Clap de fin en style pour la 7ᵉ édition des Journées du pagne traditionnel ivoirien. Entre résolutions structurantes, silhouettes audacieuses et explosion de couleurs, le patrimoine textile ivoirien a prouvé qu’il pouvait conjuguer héritage et fashion attitude.
Dernier passage. Dernières silhouettes. Mais certainement pas le dernier mot. Ce samedi 29 août, le Centre de démonstration et de promotion des technologies (CDT), à Marcory, s’est transformé en véritable scène fashion pour la cérémonie de clôture de la 7ᵉ édition des Journées du pagne traditionnel ivoirien (JPTI 2026). Trois jours durant, le textile traditionnel ivoirien a changé de décor sans changer d’âme. Il s’est exposé, raconté, questionné et surtout projeté dans l’avenir. En guise de final, un défilé a donné le ton . Ici, les pagnes ne sont pas de simples étoffes. Ils sont des signatures, des identités, des matières à créer et à réinventer.
Mais derrière le glamour du podium se dessine une ambition beaucoup plus structurée. Réunie en assemblée générale ordinaire, la Fédération ivoirienne de textile traditionnel (FITT) a adopté plusieurs résolutions destinées à professionnaliser davantage la filière. Centrale d’achat, magasin de fil, magasin de produits finis, agenda des activités et mise en place d’un Secrétariat exécutif . Autant d’outils pour fluidifier la production, sécuriser l’approvisionnement des artisans et donner davantage de visibilité à leurs créations. Pour la présidente de la FITT, Chantal Guiraud, l’heure est désormais à l’action. L’enjeu, selon elle, est de créer un environnement dans lequel « l’artisan puisse produire, innover, commercialiser et vivre dignement de son savoir-faire ». Une vision qui fait du pagne traditionnel non plus seulement un objet de mémoire, mais une véritable matière première de création et de business.
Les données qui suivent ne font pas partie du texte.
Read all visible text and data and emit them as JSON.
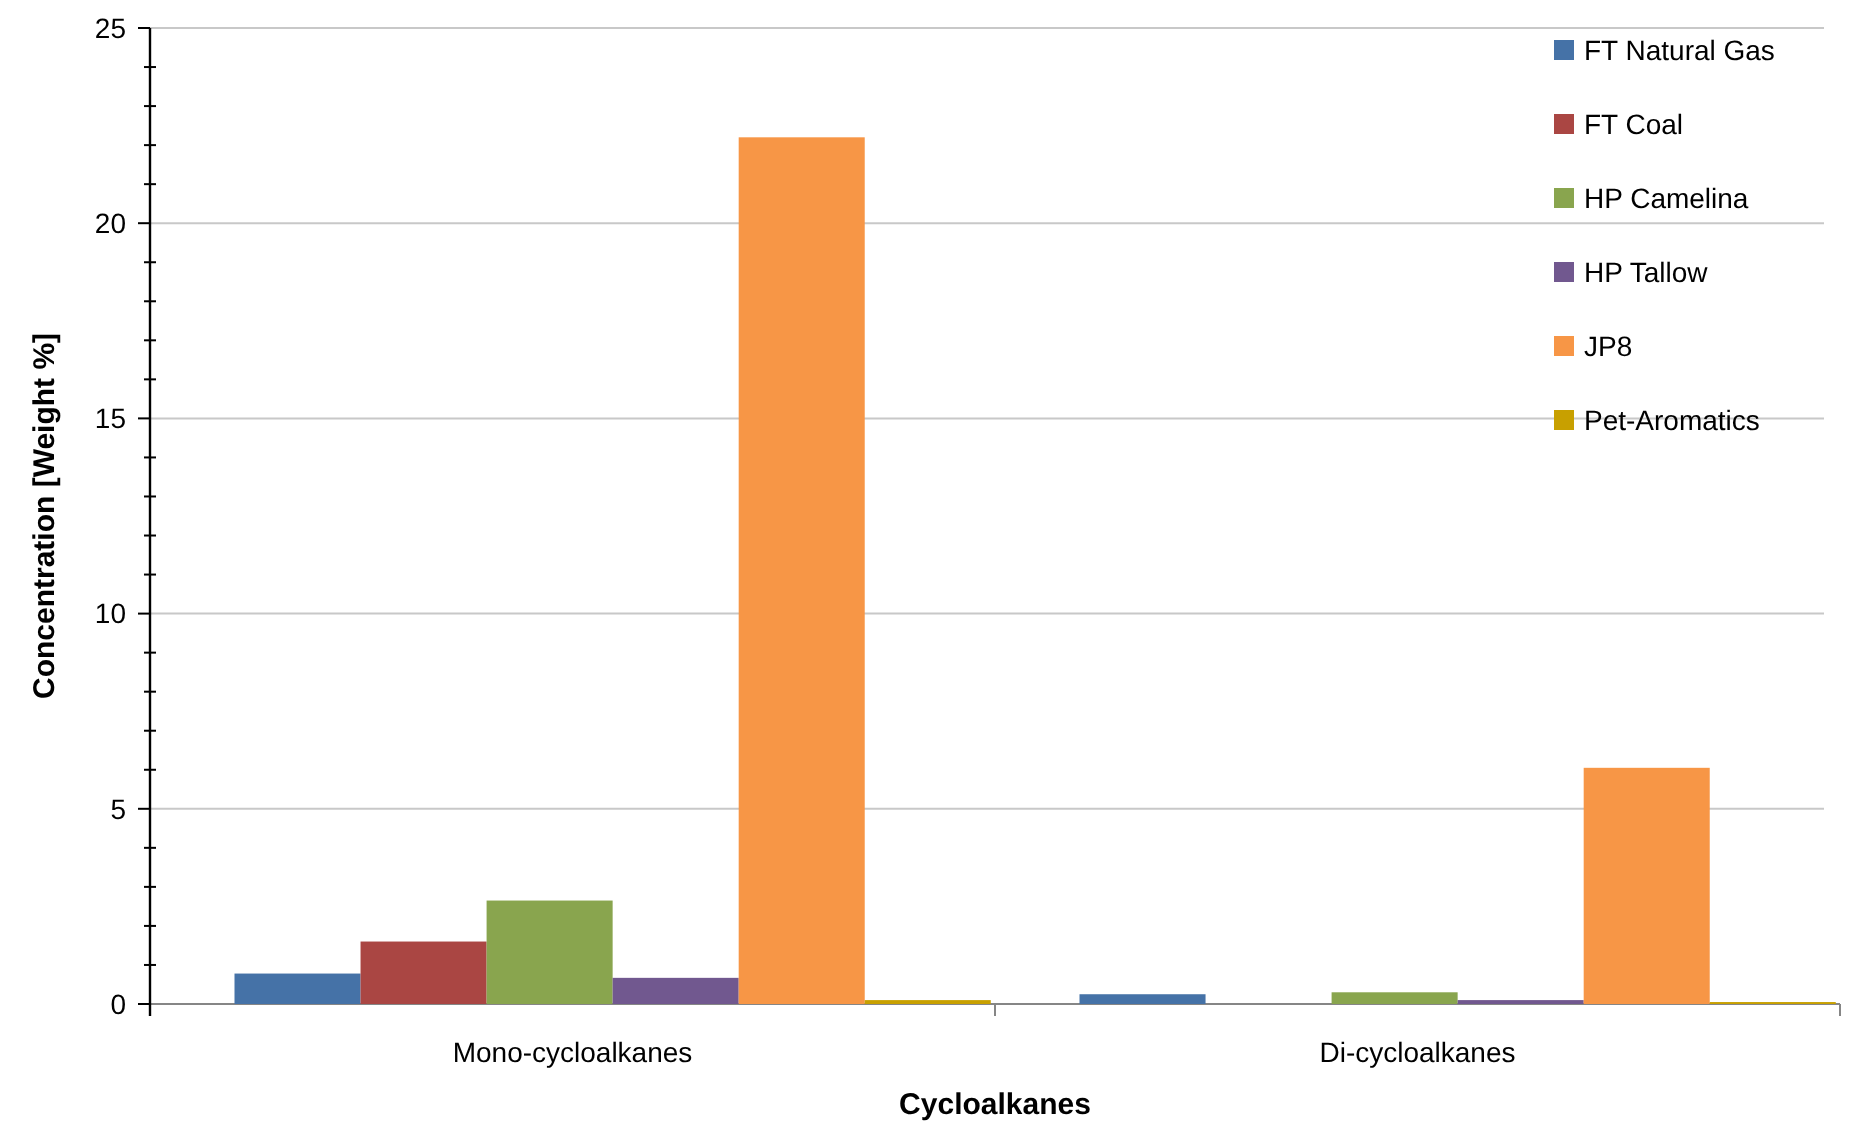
{
  "chart_data": {
    "type": "bar",
    "xlabel": "Cycloalkanes",
    "ylabel": "Concentration [Weight %]",
    "categories": [
      "Mono-cycloalkanes",
      "Di-cycloalkanes"
    ],
    "series": [
      {
        "name": "FT Natural Gas",
        "color": "#4572a7",
        "values": [
          0.78,
          0.25
        ]
      },
      {
        "name": "FT Coal",
        "color": "#aa4643",
        "values": [
          1.6,
          0
        ]
      },
      {
        "name": "HP Camelina",
        "color": "#89a54e",
        "values": [
          2.65,
          0.3
        ]
      },
      {
        "name": "HP Tallow",
        "color": "#71588f",
        "values": [
          0.67,
          0.1
        ]
      },
      {
        "name": "JP8",
        "color": "#f79646",
        "values": [
          22.2,
          6.05
        ]
      },
      {
        "name": "Pet-Aromatics",
        "color": "#c8a000",
        "values": [
          0.1,
          0.05
        ]
      }
    ],
    "ylim": [
      0,
      25
    ],
    "yticks": [
      0,
      {
        "value": 1,
        "label": null
      },
      {
        "value": 2,
        "label": null
      },
      {
        "value": 3,
        "label": null
      },
      {
        "value": 4,
        "label": null
      },
      5,
      {
        "value": 6,
        "label": null
      },
      {
        "value": 7,
        "label": null
      },
      {
        "value": 8,
        "label": null
      },
      {
        "value": 9,
        "label": null
      },
      10,
      {
        "value": 11,
        "label": null
      },
      {
        "value": 12,
        "label": null
      },
      {
        "value": 13,
        "label": null
      },
      {
        "value": 14,
        "label": null
      },
      15,
      {
        "value": 16,
        "label": null
      },
      {
        "value": 17,
        "label": null
      },
      {
        "value": 18,
        "label": null
      },
      {
        "value": 19,
        "label": null
      },
      20,
      {
        "value": 21,
        "label": null
      },
      {
        "value": 22,
        "label": null
      },
      {
        "value": 23,
        "label": null
      },
      {
        "value": 24,
        "label": null
      },
      25
    ],
    "grid": "y",
    "legend": "top right"
  }
}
Au CDT, cette ambition trouve naturellement un écho technologique. Méité Adama Bassessé, directeur général du Centre de démonstration et de promotion des technologies, a placé la technologie au service de la tradition. Moderniser les procédés, améliorer les outils de production, renforcer les compétences et accompagner les artisans dans l’innovation . Le challenge est désormais de faire entrer le textile traditionnel dans une nouvelle ère sans lui faire perdre son ADN. « Notre rôle est d’aider les artisans à transformer leur créativité en solutions et en produits capables de répondre aux exigences du marché », a-t-il indiqué en substance. Une passerelle entre le métier à tisser d’hier et les exigences fashion de demain.

Catwalk des territoires
Et puis, le podium. Le moment où le patrimoine quitte les discours pour prendre vie sous les projecteurs. Les Lacs, la Marahoué, le Lôh-Djiboua, les 18 Montagnes et le Poro ont défilé dans une succession de motifs, de textures et de couleurs. Chaque territoire est venu avec son identité, son esthétique, ses codes. À cette mosaïque ivoirienne s’est invitée Labé, en Guinée-Conakry, apportant une touche sous-régionale à cette grande parade textile.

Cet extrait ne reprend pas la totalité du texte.